I thought “The Long Night” was thrilling, I just wanted more people to die (laughs). I was in Texas at a fan convention, watching the episode with 2,000 people. I literally couldn’t believe my eyes. I had no idea they were going to use the “Not today” line. It was bonkers. I felt proud of Arya [killing the Night King], like a dad. 2,000 people were whooping and hollering — it was such an intense experience. But I liked that it was Arya who killed the Night King, definitely. Jon killing him instead doesn’t sound like Game of Thrones.

The backlash to the Game of Thrones finale was “nonsensical”

During the interview with The Longest Night, a Game of Thrones podcast that started production during the COVID-19 lockdown, Yerolemou also took a moment to defend and praise his former employers:

David [Benioff] and Dan [Weiss], no matter what you think of them now, are exceptionally talented people who knew exactly why they were making this TV show. They knew what the tone was going to be, they knew the story they wanted to tell and how they were going to tell it. A lot of the exciting stuff came from what they were writing, that wasn’t pulled from the books.

It’s no secret, though, that Game of Thrones’ eighth and final season will live long in the memory as an example of a creators’ vision not aligning with audience expectations. Millions signed a petition to have the final six episodes remade, while thousands of accounts were created on IMDb to give the series finale the lowest possible rating on the site. Yerolemou had a few thoughts about the widespread negative reaction:

Parts of the backlash were nonsensical. I do understand that fans become very passionate about things, but I think there’s a huge difference between fans and people who behave like trolls. I understand why people get incensed about things, but it becomes about something other than Game of Thrones. It becomes about people realizing they have a voice but with no filter… Sometimes it can get rolled up into a ball of anger.

In the series finale, Tyrion Lannister is asked by Jon Snow whether their plan to assassinate Daenerys Targaryern was the best course of action. Tyrion then asks Jon to pose the same question to him in 10 years’ time, when they have the gift of hindsight. Many viewers noted that Tyrion’s words felt like the writers asking whether they’d made the best choices themselves.

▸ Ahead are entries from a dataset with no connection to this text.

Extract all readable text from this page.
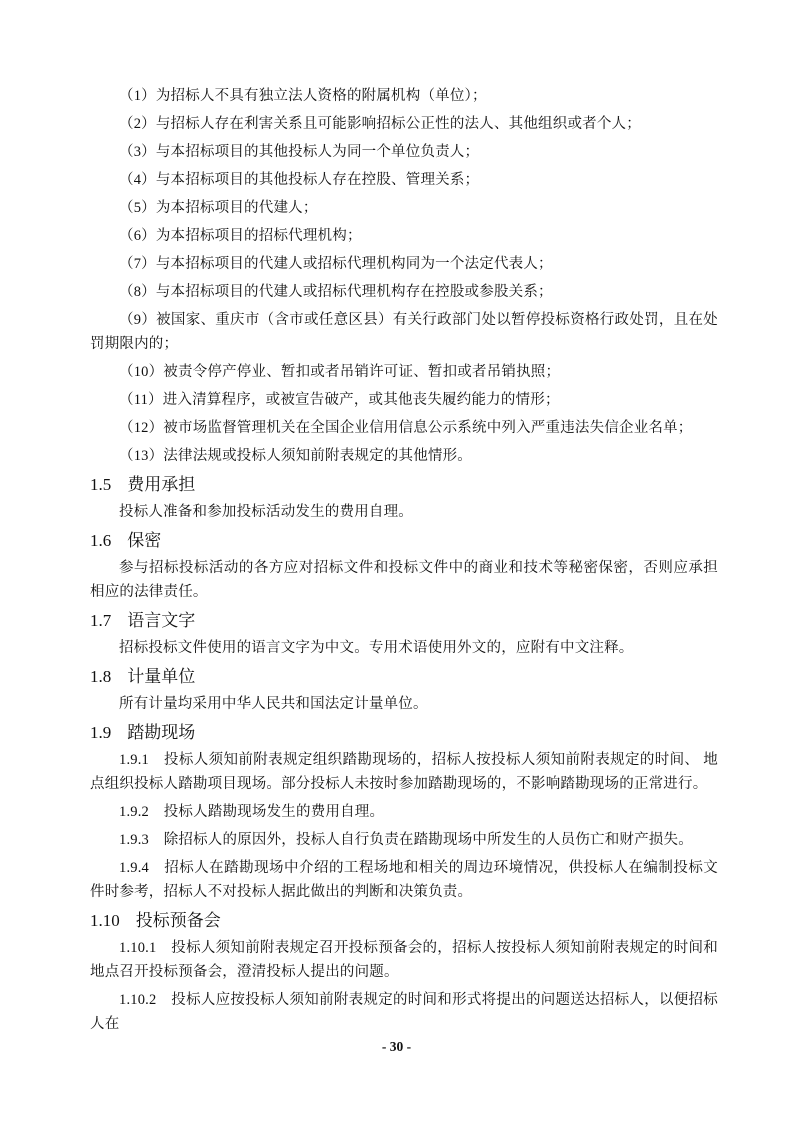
（1）为招标人不具有独立法人资格的附属机构（单位）；

（2）与招标人存在利害关系且可能影响招标公正性的法人、其他组织或者个人；

（3）与本招标项目的其他投标人为同一个单位负责人；

（4）与本招标项目的其他投标人存在控股、管理关系；

（5）为本招标项目的代建人；

（6）为本招标项目的招标代理机构；

（7）与本招标项目的代建人或招标代理机构同为一个法定代表人；

（8）与本招标项目的代建人或招标代理机构存在控股或参股关系；

（9）被国家、重庆市（含市或任意区县）有关行政部门处以暂停投标资格行政处罚，且在处罚期限内的；

（10）被责令停产停业、暂扣或者吊销许可证、暂扣或者吊销执照；

（11）进入清算程序，或被宣告破产，或其他丧失履约能力的情形；

（12）被市场监督管理机关在全国企业信用信息公示系统中列入严重违法失信企业名单；

（13）法律法规或投标人须知前附表规定的其他情形。

1.5 费用承担

投标人准备和参加投标活动发生的费用自理。

1.6 保密

参与招标投标活动的各方应对招标文件和投标文件中的商业和技术等秘密保密，否则应承担相应的法律责任。

1.7 语言文字

招标投标文件使用的语言文字为中文。专用术语使用外文的，应附有中文注释。

1.8 计量单位

所有计量均采用中华人民共和国法定计量单位。

1.9 踏勘现场

1.9.1　投标人须知前附表规定组织踏勘现场的，招标人按投标人须知前附表规定的时间、 地点组织投标人踏勘项目现场。部分投标人未按时参加踏勘现场的，不影响踏勘现场的正常进行。

1.9.2　投标人踏勘现场发生的费用自理。

1.9.3　除招标人的原因外，投标人自行负责在踏勘现场中所发生的人员伤亡和财产损失。

1.9.4　招标人在踏勘现场中介绍的工程场地和相关的周边环境情况，供投标人在编制投标文件时参考，招标人不对投标人据此做出的判断和决策负责。

1.10 投标预备会

1.10.1　投标人须知前附表规定召开投标预备会的，招标人按投标人须知前附表规定的时间和地点召开投标预备会，澄清投标人提出的问题。

1.10.2　投标人应按投标人须知前附表规定的时间和形式将提出的问题送达招标人，以便招标人在

- 30 -
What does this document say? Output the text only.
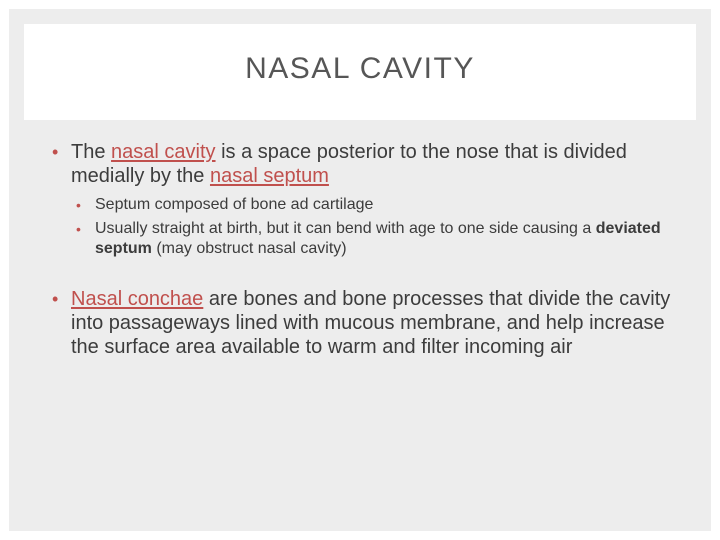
NASAL CAVITY
• The nasal cavity is a space posterior to the nose that is divided medially by the nasal septum
• Septum composed of bone ad cartilage
• Usually straight at birth, but it can bend with age to one side causing a deviated septum (may obstruct nasal cavity)
• Nasal conchae are bones and bone processes that divide the cavity into passageways lined with mucous membrane, and help increase the surface area available to warm and filter incoming air
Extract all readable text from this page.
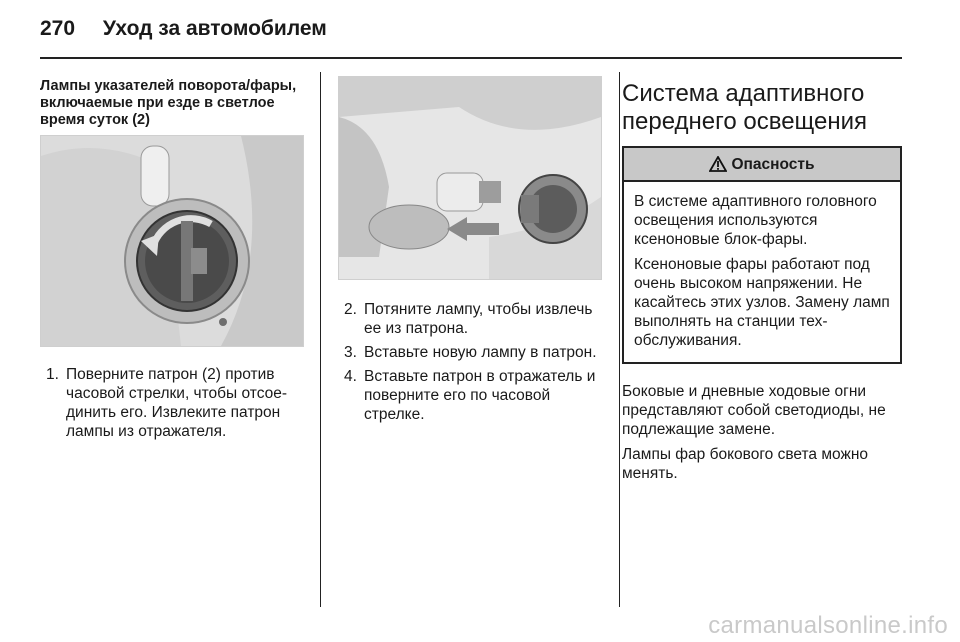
270 Уход за автомобилем
Лампы указателей поворота/фары, включаемые при езде в светлое время суток (2)
1. Поверните патрон (2) против часовой стрелки, чтобы отсоединить его. Извлеките патрон лампы из отражателя.
2. Потяните лампу, чтобы извлечь ее из патрона.
3. Вставьте новую лампу в патрон.
4. Вставьте патрон в отражатель и поверните его по часовой стрелке.
Система адаптивного переднего освещения
Опасность

В системе адаптивного головного освещения используются ксеноновые блок-фары.

Ксеноновые фары работают под очень высоком напряжении. Не касайтесь этих узлов. Замену ламп выполнять на станции техобслуживания.

Боковые и дневные ходовые огни представляют собой светодиоды, не подлежащие замене.

Лампы фар бокового света можно менять.

carmanualsonline.info
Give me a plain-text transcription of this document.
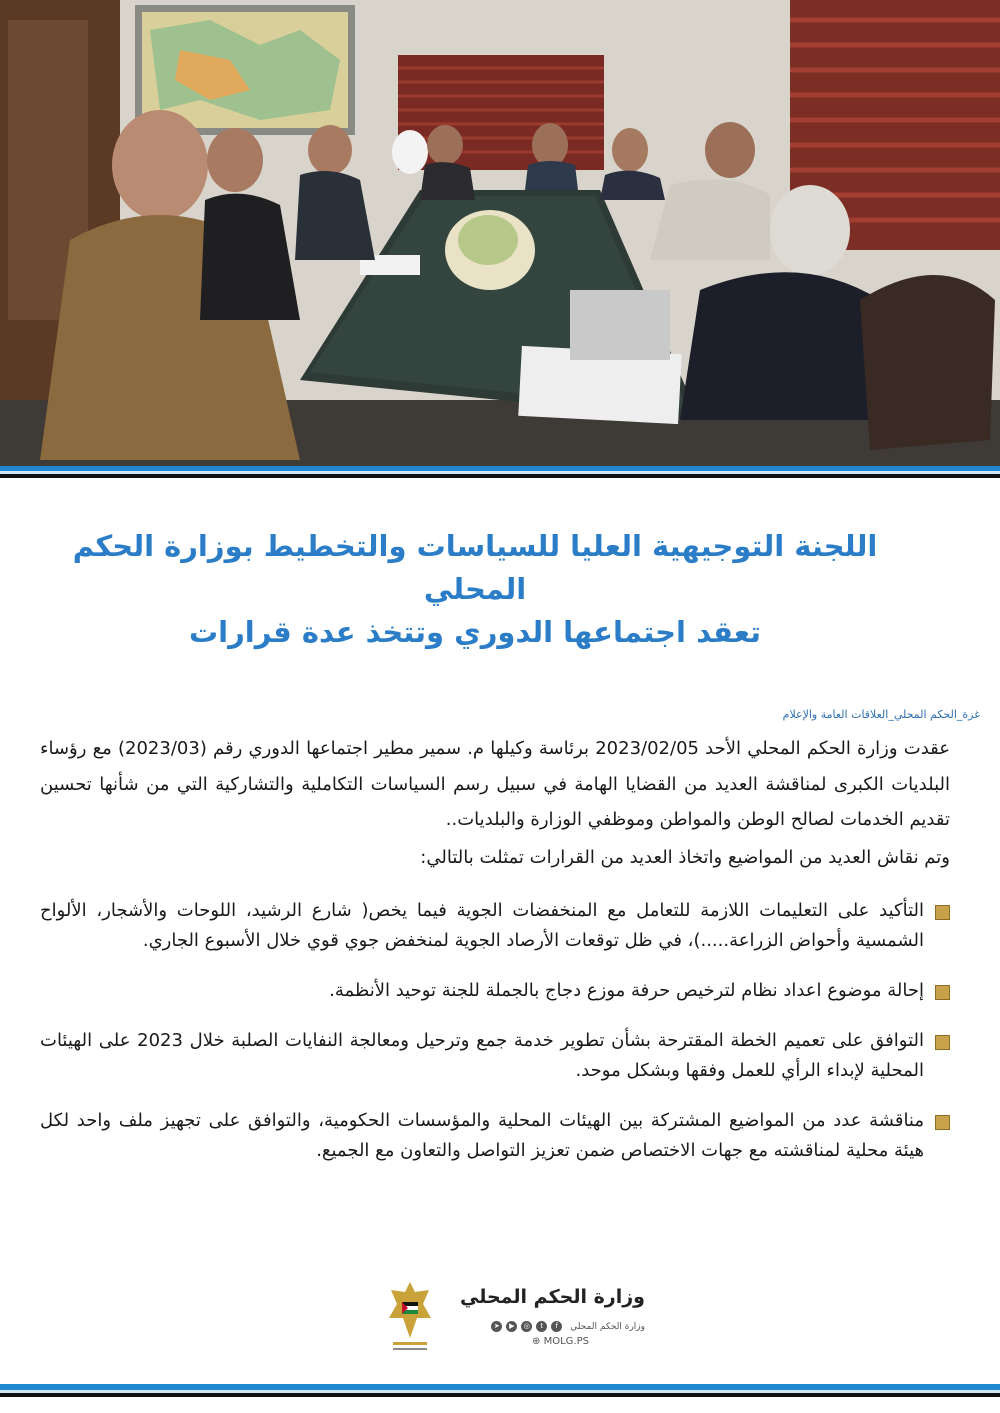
اللجنة التوجيهية العليا للسياسات والتخطيط بوزارة الحكم المحلي
تعقد اجتماعها الدوري وتتخذ عدة قرارات
غزة_الحكم المحلي_العلاقات العامة والإعلام

عقدت وزارة الحكم المحلي الأحد 2023/02/05 برئاسة وكيلها م. سمير مطير اجتماعها الدوري رقم (2023/03) مع رؤساء البلديات الكبرى لمناقشة العديد من القضايا الهامة في سبيل رسم السياسات التكاملية والتشاركية التي من شأنها تحسين تقديم الخدمات لصالح الوطن والمواطن وموظفي الوزارة والبلديات..

وتم نقاش العديد من المواضيع واتخاذ العديد من القرارات تمثلت بالتالي:

التأكيد على التعليمات اللازمة للتعامل مع المنخفضات الجوية فيما يخص( شارع الرشيد، اللوحات والأشجار، الألواح الشمسية وأحواض الزراعة.....)، في ظل توقعات الأرصاد الجوية لمنخفض جوي قوي خلال الأسبوع الجاري.
إحالة موضوع اعداد نظام لترخيص حرفة موزع دجاج بالجملة للجنة توحيد الأنظمة.
التوافق على تعميم الخطة المقترحة بشأن تطوير خدمة جمع وترحيل ومعالجة النفايات الصلبة خلال 2023 على الهيئات المحلية لإبداء الرأي للعمل وفقها وبشكل موحد.
مناقشة عدد من المواضيع المشتركة بين الهيئات المحلية والمؤسسات الحكومية، والتوافق على تجهيز ملف واحد لكل هيئة محلية لمناقشته مع جهات الاختصاص ضمن تعزيز التواصل والتعاون مع الجميع.
وزارة الحكم المحلي
وزارة الحكم المحلي
f
t
◎
▶
➤
⊕ MOLG.PS
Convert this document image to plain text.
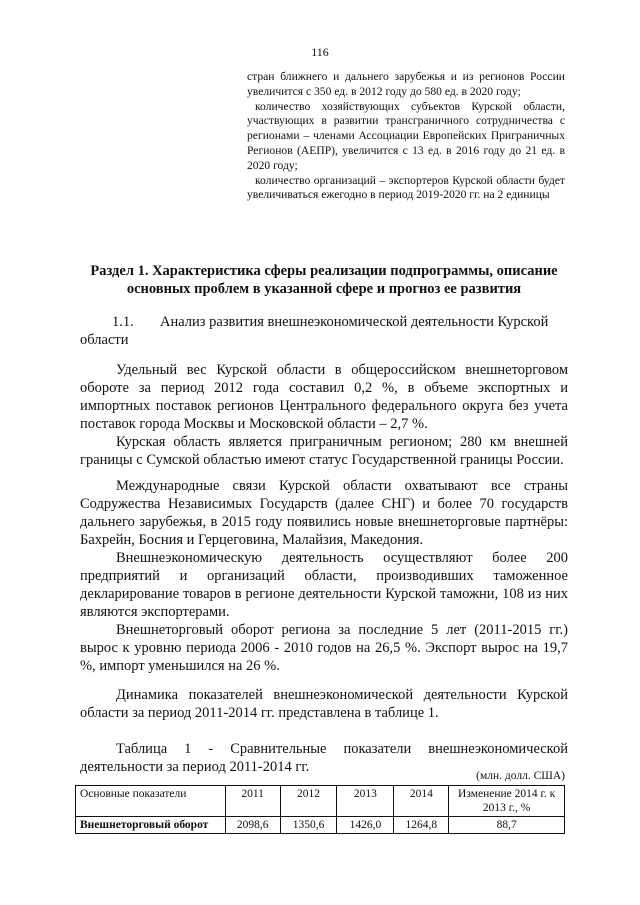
116

стран ближнего и дальнего зарубежья и из регионов России увеличится с 350 ед. в 2012 году до 580 ед. в 2020 году;

количество хозяйствующих субъектов Курской области, участвующих в развитии трансграничного сотрудничества с регионами – членами Ассоциации Европейских Приграничных Регионов (АЕПР), увеличится с 13 ед. в 2016 году до 21 ед. в 2020 году;

количество организаций – экспортеров Курской области будет увеличиваться ежегодно в период 2019-2020 гг. на 2 единицы

Раздел 1. Характеристика сферы реализации подпрограммы, описание основных проблем в указанной сфере и прогноз ее развития
1.1. Анализ развития внешнеэкономической деятельности Курской области

Удельный вес Курской области в общероссийском внешнеторговом обороте за период 2012 года составил 0,2 %, в объеме экспортных и импортных поставок регионов Центрального федерального округа без учета поставок города Москвы и Московской области – 2,7 %.

Курская область является приграничным регионом; 280 км внешней границы с Сумской областью имеют статус Государственной границы России.

Международные связи Курской области охватывают все страны Содружества Независимых Государств (далее СНГ) и более 70 государств дальнего зарубежья, в 2015 году появились новые внешнеторговые партнёры: Бахрейн, Босния и Герцеговина, Малайзия, Македония.

Внешнеэкономическую деятельность осуществляют более 200 предприятий и организаций области, производивших таможенное декларирование товаров в регионе деятельности Курской таможни, 108 из них являются экспортерами.

Внешнеторговый оборот региона за последние 5 лет (2011-2015 гг.) вырос к уровню периода 2006 - 2010 годов на 26,5 %. Экспорт вырос на 19,7 %, импорт уменьшился на 26 %.

Динамика показателей внешнеэкономической деятельности Курской области за период 2011-2014 гг. представлена в таблице 1.

Таблица 1 - Сравнительные показатели внешнеэкономической деятельности за период 2011-2014 гг.
(млн. долл. США)
Основные показатели	2011	2012	2013	2014	Изменение 2014 г. к 2013 г., %
Внешнеторговый оборот	2098,6	1350,6	1426,0	1264,8	88,7
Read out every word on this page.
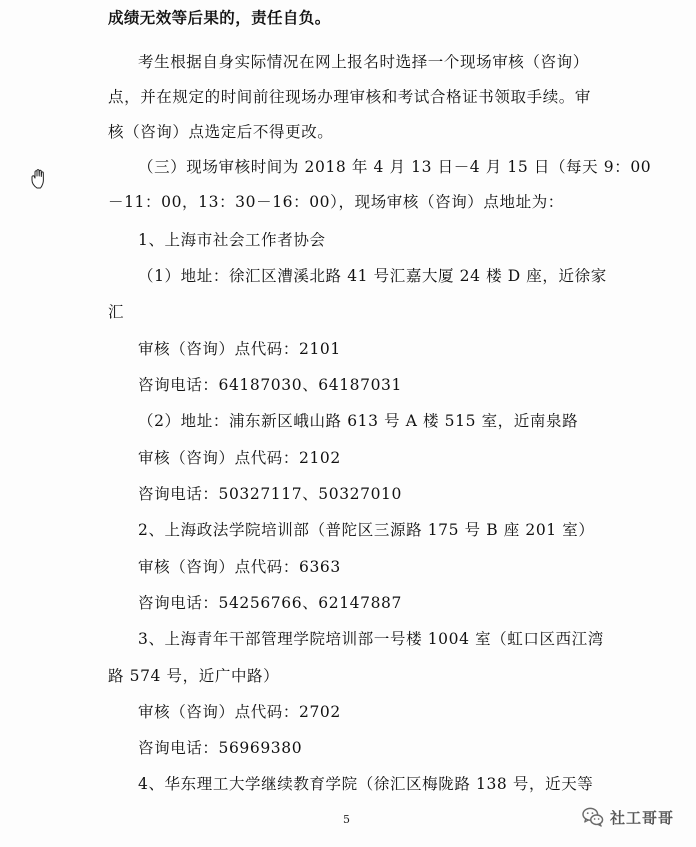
成绩无效等后果的，责任自负。
考生根据自身实际情况在网上报名时选择一个现场审核（咨询）
点，并在规定的时间前往现场办理审核和考试合格证书领取手续。审
核（咨询）点选定后不得更改。
（三）现场审核时间为 2018 年 4 月 13 日－4 月 15 日（每天 9：00
－11：00，13：30－16：00），现场审核（咨询）点地址为：
1、上海市社会工作者协会
（1）地址：徐汇区漕溪北路 41 号汇嘉大厦 24 楼 D 座，近徐家
汇
审核（咨询）点代码：2101
咨询电话：64187030、64187031
（2）地址：浦东新区峨山路 613 号 A 楼 515 室，近南泉路
审核（咨询）点代码：2102
咨询电话：50327117、50327010
2、上海政法学院培训部（普陀区三源路 175 号 B 座 201 室）
审核（咨询）点代码：6363
咨询电话：54256766、62147887
3、上海青年干部管理学院培训部一号楼 1004 室（虹口区西江湾
路 574 号，近广中路）
审核（咨询）点代码：2702
咨询电话：56969380
4、华东理工大学继续教育学院（徐汇区梅陇路 138 号，近天等
5	社工哥哥
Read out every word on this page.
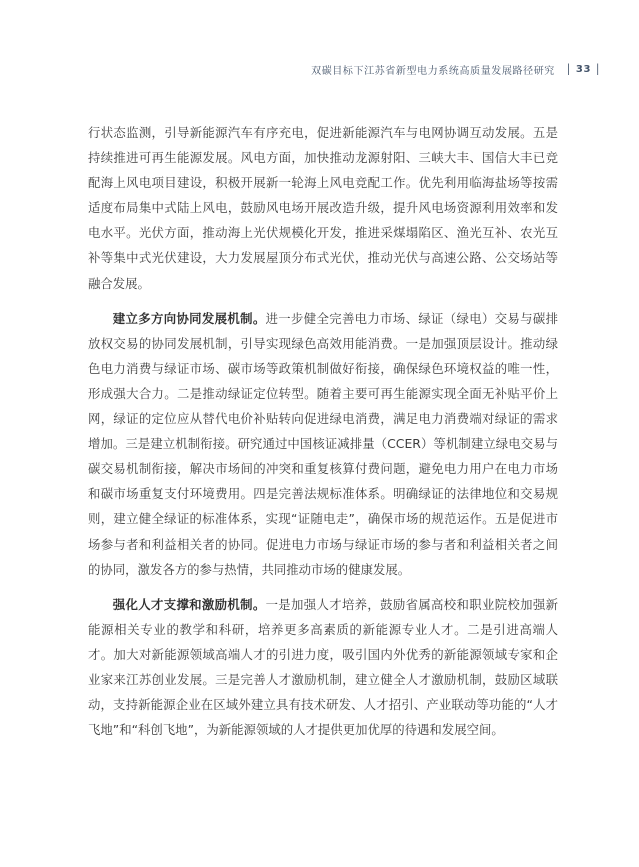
双碳目标下江苏省新型电力系统高质量发展路径研究 | 33 |

行状态监测，引导新能源汽车有序充电，促进新能源汽车与电网协调互动发展。五是持续推进可再生能源发展。风电方面，加快推动龙源射阳、三峡大丰、国信大丰已竞配海上风电项目建设，积极开展新一轮海上风电竞配工作。优先利用临海盐场等按需适度布局集中式陆上风电，鼓励风电场开展改造升级，提升风电场资源利用效率和发电水平。光伏方面，推动海上光伏规模化开发，推进采煤塌陷区、渔光互补、农光互补等集中式光伏建设，大力发展屋顶分布式光伏，推动光伏与高速公路、公交场站等融合发展。

建立多方向协同发展机制。进一步健全完善电力市场、绿证（绿电）交易与碳排放权交易的协同发展机制，引导实现绿色高效用能消费。一是加强顶层设计。推动绿色电力消费与绿证市场、碳市场等政策机制做好衔接，确保绿色环境权益的唯一性，形成强大合力。二是推动绿证定位转型。随着主要可再生能源实现全面无补贴平价上网，绿证的定位应从替代电价补贴转向促进绿电消费，满足电力消费端对绿证的需求增加。三是建立机制衔接。研究通过中国核证减排量（CCER）等机制建立绿电交易与碳交易机制衔接，解决市场间的冲突和重复核算付费问题，避免电力用户在电力市场和碳市场重复支付环境费用。四是完善法规标准体系。明确绿证的法律地位和交易规则，建立健全绿证的标准体系，实现“证随电走”，确保市场的规范运作。五是促进市场参与者和利益相关者的协同。促进电力市场与绿证市场的参与者和利益相关者之间的协同，激发各方的参与热情，共同推动市场的健康发展。

强化人才支撑和激励机制。一是加强人才培养，鼓励省属高校和职业院校加强新能源相关专业的教学和科研，培养更多高素质的新能源专业人才。二是引进高端人才。加大对新能源领域高端人才的引进力度，吸引国内外优秀的新能源领域专家和企业家来江苏创业发展。三是完善人才激励机制，建立健全人才激励机制，鼓励区域联动，支持新能源企业在区域外建立具有技术研发、人才招引、产业联动等功能的“人才飞地”和“科创飞地”，为新能源领域的人才提供更加优厚的待遇和发展空间。
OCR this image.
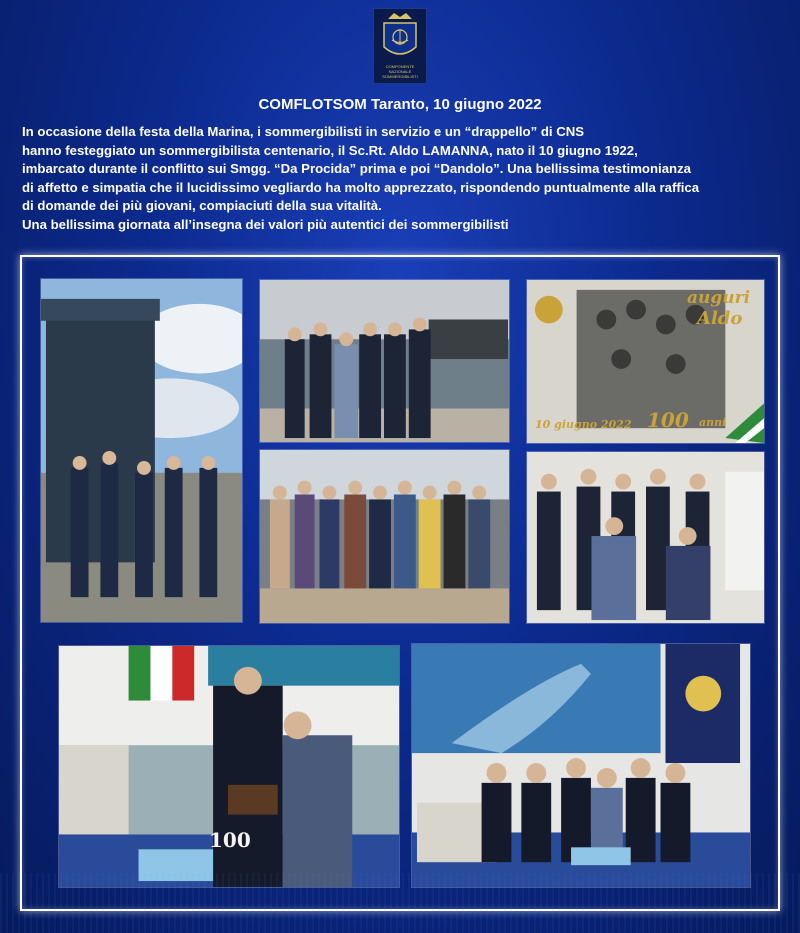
COMPONENTE NAZIONALE
SOMMERGIBILISTI
COMFLOTSOM Taranto, 10 giugno 2022

In occasione della festa della Marina, i sommergibilisti in servizio e un “drappello” di CNS

hanno festeggiato un sommergibilista centenario, il Sc.Rt. Aldo LAMANNA, nato il 10 giugno 1922,

imbarcato durante il conflitto sui Smgg. “Da Procida” prima e poi “Dandolo”. Una bellissima testimonianza

di affetto e simpatia che il lucidissimo vegliardo ha molto apprezzato, rispondendo puntualmente alla raffica

di domande dei più giovani, compiaciuti della sua vitalità.

Una bellissima giornata all’insegna dei valori più autentici dei sommergibilisti

auguri
Aldo
10 giugno 2022 100 anni
100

With the backlash in mind, Yerolemou gave a measured and reasoned response to the question of how Game of Thrones will be viewed in a decade’s time: “I think history will be kind to Game of Thrones. How many TV shows have we watched that ended up being unsatisfying? It happens all the time. It’s just one of those things. I’m still incredibly proud to have been a part of it.”

You can see Miltos Yerolemou in The Hitman’s Wife’s Bodyguard, in cinemas now.